Regarding the rise in energy prices, it has been a “general phenomenon in all EU countries”, especially “spectacular” in the case of electricity, after the war in Ukraine. Fernández has pointed out that wholesale electricity prices in Spain are not “on the highest scale” compared to other countries. “We are even exporting to France because prices are much lower and because we have enough capacity.” Still, the situation is “obviously very worrying.” The body is providing its “vision” to the different ministries and “joining efforts to try to control this situation.”

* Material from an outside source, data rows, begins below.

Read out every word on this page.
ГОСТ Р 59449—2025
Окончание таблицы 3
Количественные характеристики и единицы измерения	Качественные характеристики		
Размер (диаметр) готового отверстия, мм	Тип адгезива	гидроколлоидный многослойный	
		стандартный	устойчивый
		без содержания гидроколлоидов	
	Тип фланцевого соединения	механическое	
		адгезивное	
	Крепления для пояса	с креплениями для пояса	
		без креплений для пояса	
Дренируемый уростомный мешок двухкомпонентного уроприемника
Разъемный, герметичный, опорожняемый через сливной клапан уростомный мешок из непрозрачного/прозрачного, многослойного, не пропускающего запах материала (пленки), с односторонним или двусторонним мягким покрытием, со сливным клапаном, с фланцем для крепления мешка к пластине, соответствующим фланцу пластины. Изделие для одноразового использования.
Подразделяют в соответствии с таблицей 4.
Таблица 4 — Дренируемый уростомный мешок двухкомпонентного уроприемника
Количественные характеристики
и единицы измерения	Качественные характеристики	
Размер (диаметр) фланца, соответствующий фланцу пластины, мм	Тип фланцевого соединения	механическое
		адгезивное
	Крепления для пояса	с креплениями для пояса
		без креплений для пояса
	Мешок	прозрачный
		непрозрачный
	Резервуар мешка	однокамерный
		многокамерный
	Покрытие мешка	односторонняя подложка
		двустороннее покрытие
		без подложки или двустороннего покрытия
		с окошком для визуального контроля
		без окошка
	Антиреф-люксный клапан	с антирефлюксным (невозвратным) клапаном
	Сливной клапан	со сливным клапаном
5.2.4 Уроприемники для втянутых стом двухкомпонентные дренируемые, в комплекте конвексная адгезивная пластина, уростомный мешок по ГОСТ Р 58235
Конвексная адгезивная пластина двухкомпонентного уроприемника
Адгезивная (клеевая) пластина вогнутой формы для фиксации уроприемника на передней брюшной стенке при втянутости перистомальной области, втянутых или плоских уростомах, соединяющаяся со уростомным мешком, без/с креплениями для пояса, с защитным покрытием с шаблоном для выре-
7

The president of the CNMC has indicated that it is “necessary” to recover the electricity price scheme that establishes the consumption time slots when the energy price scenario normalizes. “The turbulence in the energy market in recent months has diluted the effect of the time slots, which has prevented us from appreciating their effect at the moment.” But this price scenario “will pass” and by then it will have to be recovered “to promote optimal use of infrastructures in a context of electrification of the economy”.

Barriers to mining

Fernández has charged against the “disproportionate” barriers in the regulation in Spain in matters such as mining. A critical issue for the ecological transition, especially after the pandemic and now, after the Russian invasion of Ukraine. Spain, “which has so many minerals in rare materials, is not extracting enough”, because “our mining law dates from 1963” and “does not take into account the new regional design of our country”.

This regulation “is planned so that the one who grants the permits and determines how it should be done is the central State”, while the autonomous community “is going to suffer all the consequences” and “only benefits in the number of jobs” that create exploitation.